According to the Governor Malloy, “Connecticut has one of the widest and most persistent achievement gaps in the nation”. The Governor also said, “Connecticut has spent billions of dollars over the years on early childhood programs, with limited success, because we lack a comprehensive early childhood system”.
The Governor, pointed out, “one in four Connecticut children enters Kindergarten without the knowledge and social skills needed to succeed”. The role of the new office will be to address this problem by planning for and developing a coordinated, comprehensive and aligned system of early care, education and child development.
Excuse me for asking but isn’t it the responsibility and role of a parent to care for their child? Do we really want the State to take over that responsibility? Well it is coming rather you want it or not. Under Public Act 11-181 the creation of a coordinated system of early care and education and child development must be completed by July 1, 2013.
It is safe to say, that many expect preschool programs and all day kindergarten to be on the table as a mandated requirement in the near future. This seems to be the direction the State is headed.
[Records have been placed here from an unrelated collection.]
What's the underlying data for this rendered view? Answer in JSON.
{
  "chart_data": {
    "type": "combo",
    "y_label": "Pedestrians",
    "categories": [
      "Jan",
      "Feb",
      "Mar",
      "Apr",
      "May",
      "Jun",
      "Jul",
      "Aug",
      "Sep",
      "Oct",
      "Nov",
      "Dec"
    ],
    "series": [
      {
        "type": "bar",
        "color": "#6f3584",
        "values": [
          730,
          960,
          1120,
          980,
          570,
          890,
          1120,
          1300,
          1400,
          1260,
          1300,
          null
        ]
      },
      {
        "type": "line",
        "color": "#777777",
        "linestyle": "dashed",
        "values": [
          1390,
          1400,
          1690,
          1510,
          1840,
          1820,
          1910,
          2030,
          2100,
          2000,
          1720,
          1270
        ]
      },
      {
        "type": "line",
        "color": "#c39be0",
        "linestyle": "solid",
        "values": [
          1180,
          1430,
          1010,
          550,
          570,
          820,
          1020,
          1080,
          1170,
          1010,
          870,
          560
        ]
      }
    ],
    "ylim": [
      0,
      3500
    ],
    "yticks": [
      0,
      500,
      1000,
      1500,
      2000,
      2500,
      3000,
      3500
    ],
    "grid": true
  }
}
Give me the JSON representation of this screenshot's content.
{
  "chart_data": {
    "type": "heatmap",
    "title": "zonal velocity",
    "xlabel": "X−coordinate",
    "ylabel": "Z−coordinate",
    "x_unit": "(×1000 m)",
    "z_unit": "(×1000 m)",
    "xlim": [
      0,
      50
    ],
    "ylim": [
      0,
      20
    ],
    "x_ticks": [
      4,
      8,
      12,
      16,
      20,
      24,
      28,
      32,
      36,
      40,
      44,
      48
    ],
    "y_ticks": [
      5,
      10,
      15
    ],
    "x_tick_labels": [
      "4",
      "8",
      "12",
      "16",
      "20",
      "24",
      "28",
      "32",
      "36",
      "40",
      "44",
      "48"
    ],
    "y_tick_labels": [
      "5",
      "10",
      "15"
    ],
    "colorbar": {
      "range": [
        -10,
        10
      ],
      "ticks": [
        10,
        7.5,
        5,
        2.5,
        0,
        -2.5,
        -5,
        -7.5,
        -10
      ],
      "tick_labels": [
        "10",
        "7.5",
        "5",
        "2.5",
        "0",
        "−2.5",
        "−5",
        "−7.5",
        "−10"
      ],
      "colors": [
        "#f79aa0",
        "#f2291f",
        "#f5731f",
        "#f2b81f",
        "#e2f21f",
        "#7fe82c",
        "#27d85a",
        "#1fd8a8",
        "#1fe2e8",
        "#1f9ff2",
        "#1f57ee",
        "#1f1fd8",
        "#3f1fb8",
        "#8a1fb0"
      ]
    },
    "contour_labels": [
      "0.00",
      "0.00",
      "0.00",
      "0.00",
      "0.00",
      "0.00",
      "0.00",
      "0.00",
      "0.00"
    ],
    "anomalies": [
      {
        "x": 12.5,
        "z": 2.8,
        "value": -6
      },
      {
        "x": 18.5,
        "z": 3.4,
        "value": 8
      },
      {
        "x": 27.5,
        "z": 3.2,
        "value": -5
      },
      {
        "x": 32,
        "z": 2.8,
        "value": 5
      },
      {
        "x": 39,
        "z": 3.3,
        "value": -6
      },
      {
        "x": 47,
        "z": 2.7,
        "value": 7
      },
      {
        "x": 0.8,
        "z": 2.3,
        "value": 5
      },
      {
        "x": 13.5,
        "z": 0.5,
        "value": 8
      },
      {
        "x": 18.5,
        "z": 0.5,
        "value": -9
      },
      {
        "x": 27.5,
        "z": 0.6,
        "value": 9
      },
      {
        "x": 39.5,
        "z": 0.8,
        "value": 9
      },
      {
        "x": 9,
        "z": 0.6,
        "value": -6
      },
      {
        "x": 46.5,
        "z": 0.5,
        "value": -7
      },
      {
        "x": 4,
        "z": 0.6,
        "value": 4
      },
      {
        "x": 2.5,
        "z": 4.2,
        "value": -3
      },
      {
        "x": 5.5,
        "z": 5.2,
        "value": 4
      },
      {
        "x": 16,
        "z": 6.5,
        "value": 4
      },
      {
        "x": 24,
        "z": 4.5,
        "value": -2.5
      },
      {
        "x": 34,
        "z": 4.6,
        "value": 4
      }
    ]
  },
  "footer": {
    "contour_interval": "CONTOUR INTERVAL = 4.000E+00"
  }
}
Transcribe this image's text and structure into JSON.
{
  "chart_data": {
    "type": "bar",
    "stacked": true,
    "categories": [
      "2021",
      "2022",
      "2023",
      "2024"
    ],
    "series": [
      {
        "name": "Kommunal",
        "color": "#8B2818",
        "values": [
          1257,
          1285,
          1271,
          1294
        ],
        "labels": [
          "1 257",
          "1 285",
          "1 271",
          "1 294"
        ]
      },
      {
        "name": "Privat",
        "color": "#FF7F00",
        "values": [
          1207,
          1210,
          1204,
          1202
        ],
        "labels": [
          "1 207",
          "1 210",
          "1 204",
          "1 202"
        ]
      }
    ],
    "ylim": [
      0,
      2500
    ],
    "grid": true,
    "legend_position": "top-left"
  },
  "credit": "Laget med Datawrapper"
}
Local municipalities should be aware that any programs they start or have in place could be impacted when the system report is completed in 2013.
It’s disturbing to hear the Governor now admit the billions we spent in the past had limited success. It is particularly troubling when we have been told over the years how wonderful these programs were and why they needed to renew funding. Sometimes you have to wonder if it really is all about the children or more about funding for jobs and maintaining positions.
Let’s hope this time things work out a bit better. It is worth another attempt, but the State should not take on the responsibility of parents in early child care. Perhaps it would be better to include parenting as part of the health curriculum we teach in our schools. Maybe that could close the “achievement gap” if young people understood caring for children as well as they understand the sexuality of having them.